Un'immagine dei momenti successivi alla strage di piazza della Loggia, il 28 maggio 1974. Tra le persone dietro il cordone di sicurezza si riconosce Marco Toffaloni (nel cerchietto)
Brescia, 3 aprile 2025 – Da 51 anni è il volto simbolo dei familiari della strage di piazza Loggia. Il volto pacato di chi cerca la verità senza arretrare ma senza accanimenti, senza derive giustizialiste, presente a tutti i processi – non solo a Brescia, ma anche a Roma e Milano – instancabile nella volontà di scandagliare le pieghe irrisolte della storia. Ieri Manlio Milani, che per la bomba del 28 maggio 1974 perse la moglie Livia, quando poco prima delle 18 è uscito dal Tribunale dei minori con in tasca la condanna a 30 anni nei confronti di Marco Toffaloni, aveva gli occhi lucidi. Da un lato è apparso sollevato, perché sa che il verdetto, seppure di primo grado, potrebbe avere un peso nell’altro processo tuttora in corso davanti alla Corte d’Assise, quello a carico dell’amico di Toffaloni Roberto Zorzi, l’altro presunto esecutore materiale della strage.

Il peso del tempo
Dall’altro è sembrato di colpo rimpicciolito, schiacciato da una fatica che d’un tratto si è fatta troppo gravosa: “Oggi più che mai sento il peso del tempo che è passato – ammette, con un filo di voce –. Soprattutto perché questa condanna certifica che tutti sapevano tre giorni dopo la strage, e aspettare 51 anni per la verità davvero è una cosa che mi sconvolge, mi riempie di domande, mi lascia attonito. Mi chiedo – prosegue con il groppo in gola –: ma perché non si è cercato di impedire? Se penso che dopo piazza Loggia c’è stato il treno Italicus, e poi altre stragi. In questo processo sono emersi questi aspetti, e le motivazioni saranno importantissime. Qui è emerso un quadro complessivo in cui le coperture erano il dovere assoluto, alla faccia del nostro Paese, e questo mi pesa enormemente”.

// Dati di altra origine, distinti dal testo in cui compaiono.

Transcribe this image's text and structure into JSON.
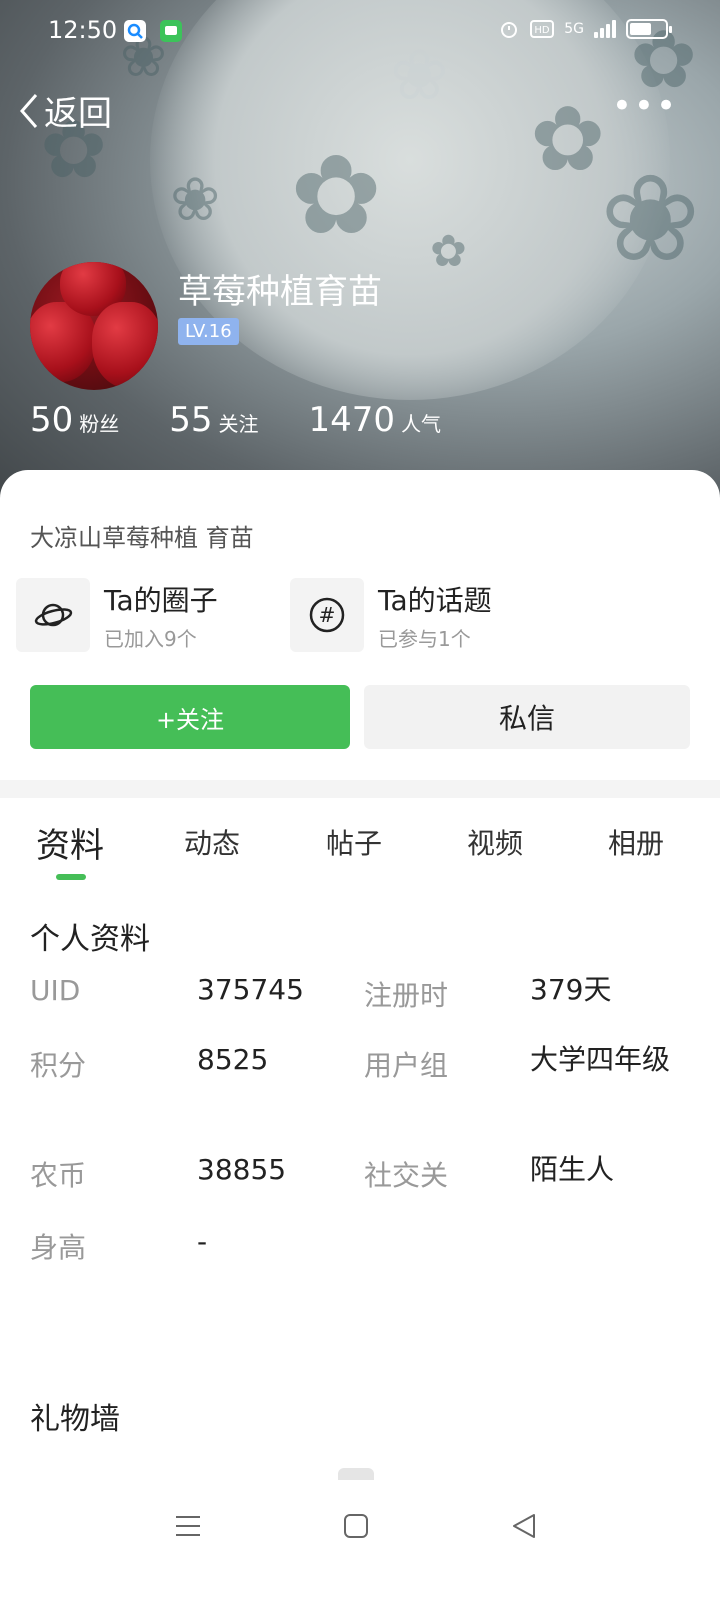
{
  "status_bar": {
    "time": "12:50",
    "network": "5G"
  },
  "nav": {
    "back_label": "返回",
    "more_label": "•••"
  },
  "profile": {
    "name": "草莓种植育苗",
    "level": "LV.16",
    "stats": [
      {
        "value": "50",
        "label": "粉丝"
      },
      {
        "value": "55",
        "label": "关注"
      },
      {
        "value": "1470",
        "label": "人气"
      }
    ]
  },
  "card": {
    "bio": "大凉山草莓种植  育苗",
    "circles": {
      "title": "Ta的圈子",
      "subtitle": "已加入9个"
    },
    "topics": {
      "title": "Ta的话题",
      "subtitle": "已参与1个"
    },
    "follow_label": "+关注",
    "message_label": "私信"
  },
  "tabs": [
    "资料",
    "动态",
    "帖子",
    "视频",
    "相册"
  ],
  "active_tab": 0,
  "personal_info": {
    "title": "个人资料",
    "rows": [
      {
        "label1": "UID",
        "value1": "375745",
        "label2": "注册时",
        "value2": "379天"
      },
      {
        "label1": "积分",
        "value1": "8525",
        "label2": "用户组",
        "value2": "大学四年级"
      },
      {
        "label1": "农币",
        "value1": "38855",
        "label2": "社交关",
        "value2": "陌生人"
      },
      {
        "label1": "身高",
        "value1": "-"
      }
    ]
  },
  "gift_wall": {
    "title": "礼物墙"
  },
  "colors": {
    "accent": "#45be57",
    "level_badge": "#8fb3ee"
  }
}
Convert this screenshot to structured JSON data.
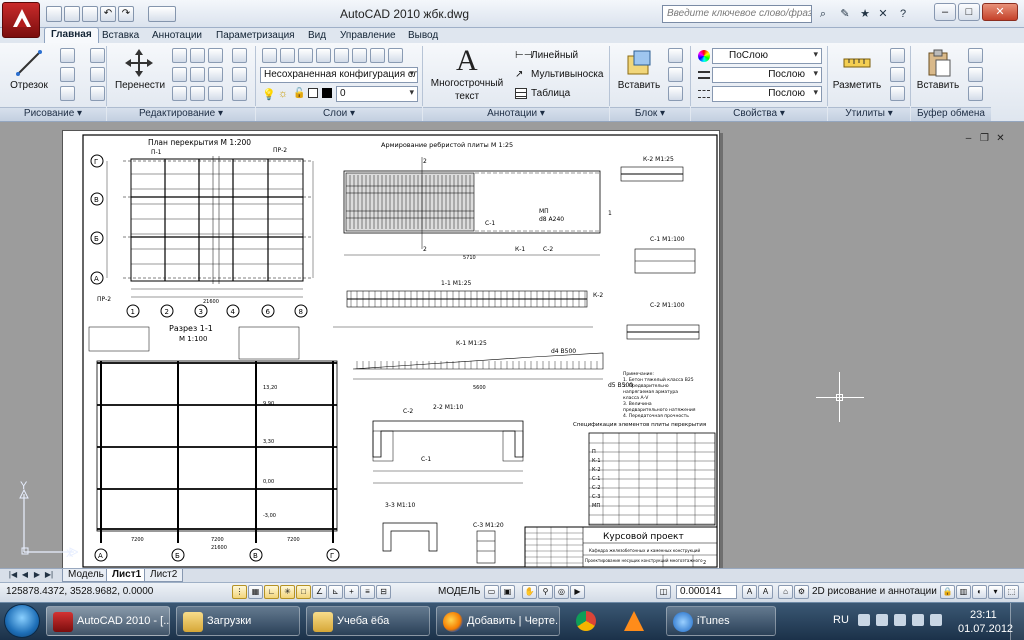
{
  "window": {
    "title": "AutoCAD 2010    жбк.dwg",
    "search_placeholder": "Введите ключевое слово/фразу",
    "minimize": "–",
    "maximize": "□",
    "close": "✕"
  },
  "ribbon": {
    "tabs": [
      "Главная",
      "Вставка",
      "Аннотации",
      "Параметризация",
      "Вид",
      "Управление",
      "Вывод"
    ],
    "panels": {
      "draw": {
        "title": "Рисование ▾",
        "line_label": "Отрезок"
      },
      "modify": {
        "title": "Редактирование ▾",
        "move_label": "Перенести"
      },
      "layers": {
        "title": "Слои ▾",
        "layer_state": "Несохраненная конфигурация сл",
        "current_layer": "0"
      },
      "annotation": {
        "title": "Аннотации ▾",
        "text_label": "Многострочный",
        "text_label2": "текст",
        "linear": "Линейный",
        "multileader": "Мультивыноска",
        "table": "Таблица"
      },
      "block": {
        "title": "Блок ▾",
        "insert_label": "Вставить"
      },
      "properties": {
        "title": "Свойства ▾",
        "color": "ПоСлою",
        "linetype": "Послою",
        "lineweight": "Послою"
      },
      "utilities": {
        "title": "Утилиты ▾",
        "measure_label": "Разметить"
      },
      "clipboard": {
        "title": "Буфер обмена",
        "paste_label": "Вставить"
      }
    }
  },
  "drawing": {
    "plan_title": "План перекрытия М 1:200",
    "slab_title": "Армирование ребристой плиты М 1:25",
    "section11_title": "Разрез 1-1",
    "section11_scale": "М 1:100",
    "cut11_label": "1-1 М1:25",
    "k2_label": "К-2 М1:25",
    "c1_label": "С-1 М1:100",
    "c2_label": "С-2 М1:100",
    "k1_label": "К-1 М1:25",
    "s22_label": "2-2 М1:10",
    "s33_label": "3-3 М1:10",
    "c3_label": "С-3 М1:20",
    "spec_title": "Спецификация элементов плиты перекрытия",
    "stamp_title": "Курсовой проект",
    "stamp_sub": "Кафедра железобетонных и каменных конструкций",
    "stamp_sub2": "Проектирование несущих конструкций многоэтажного",
    "stamp_sheet": "2",
    "axes_letters": [
      "Г",
      "В",
      "Б",
      "А"
    ],
    "axes_numbers": [
      "1",
      "2",
      "3",
      "4",
      "5",
      "6",
      "7",
      "8"
    ],
    "section_axes": [
      "А",
      "Б",
      "В",
      "Г"
    ],
    "dims": {
      "span1": "7200",
      "span2": "7200",
      "span3": "7200",
      "total": "21600",
      "slab_len": "5710",
      "k1_len": "5600"
    },
    "levels": [
      "13,20",
      "9,90",
      "6,60",
      "3,30",
      "0,00",
      "-3,00"
    ],
    "notes": [
      "Примечание:",
      "1. Бетон тяжелый класса В25",
      "2. Предварительно",
      "напрягаемая арматура",
      "класса А-V",
      "3. Величина",
      "предварительного натяжения",
      "4. Передаточная прочность"
    ],
    "spec_rows": [
      "П",
      "К-1",
      "К-2",
      "С-1",
      "С-2",
      "С-3",
      "МП"
    ],
    "c1_word": "С-1",
    "k1_word": "К-1",
    "c2_word": "С-2",
    "mp_word": "МП",
    "rebar_note": "d8 A240",
    "k1_rebar": "d4 B500",
    "k1_rebar2": "d5 B500",
    "pr_label": "ПР-2",
    "p1_label": "П-1"
  },
  "layout_tabs": [
    "Модель",
    "Лист1",
    "Лист2"
  ],
  "status": {
    "coords": "125878.4372, 3528.9682, 0.0000",
    "space": "МОДЕЛЬ",
    "scale": "0.000141",
    "workspace": "2D рисование и аннотации"
  },
  "taskbar": {
    "items": [
      "AutoCAD 2010 - [...",
      "Загрузки",
      "Учеба ёба",
      "Добавить | Черте...",
      "iTunes"
    ],
    "lang": "RU",
    "time": "23:11",
    "date": "01.07.2012"
  },
  "ucs": {
    "x": "X",
    "y": "Y"
  },
  "colors": {
    "accent": "#3d6db3",
    "autocad_red": "#b31b1b",
    "paper": "#ffffff",
    "model_bg": "#9c9c9c"
  }
}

“Il mio grazie ai magistrati”
Tira un respiro profondo: “Sì, è giusto che ci sia stata questa sentenza e lo è che i magistrati siano andati avanti a fare il loro lavoro, ma è ingiusto che la magistratura sia messa sotto attacco in questo momento, perché vuol dire accentuare quella sfiducia nelle istituzioni che è stata il prodotto del terrorismo e oggi sembra proseguire”. E poi, lo sfogo: “Cinquant’anni dopo ci troviamo di fronte alla conferma di quella strumentalizzazione politica che è stata fatta della storia – si rammarica –. Arriva in ritardo questa giustizia, ma arriva, e per questo dobbiamo ringraziare i nostri magistrati che hanno condotto indagini e processo. Ma non posso nascondere la rabbia: chi sapeva ha taciuto. Ricorderò sempre il generale Gianadelio Maletti quando in aula ammise “noi sapevamo che il 28 maggio a Brescia doveva accadere qualcosa ma non pensavamo nei confronti delle persone“. "Le persone sono morte, e lui ha continuato a tacere. Le coperture rischiano di rimanere tali per sempre. Cinquant’anni trascorsi dovrebbero insegnarci qualcosa, eppure mi pare che non abbiano insegnato nulla. Se penso al decreto sicurezza e all’articolo 31, che vuol lasciar libertà assoluta a settori dei servizi segreti, ecco, qualcuno dovrebbe riflettere”.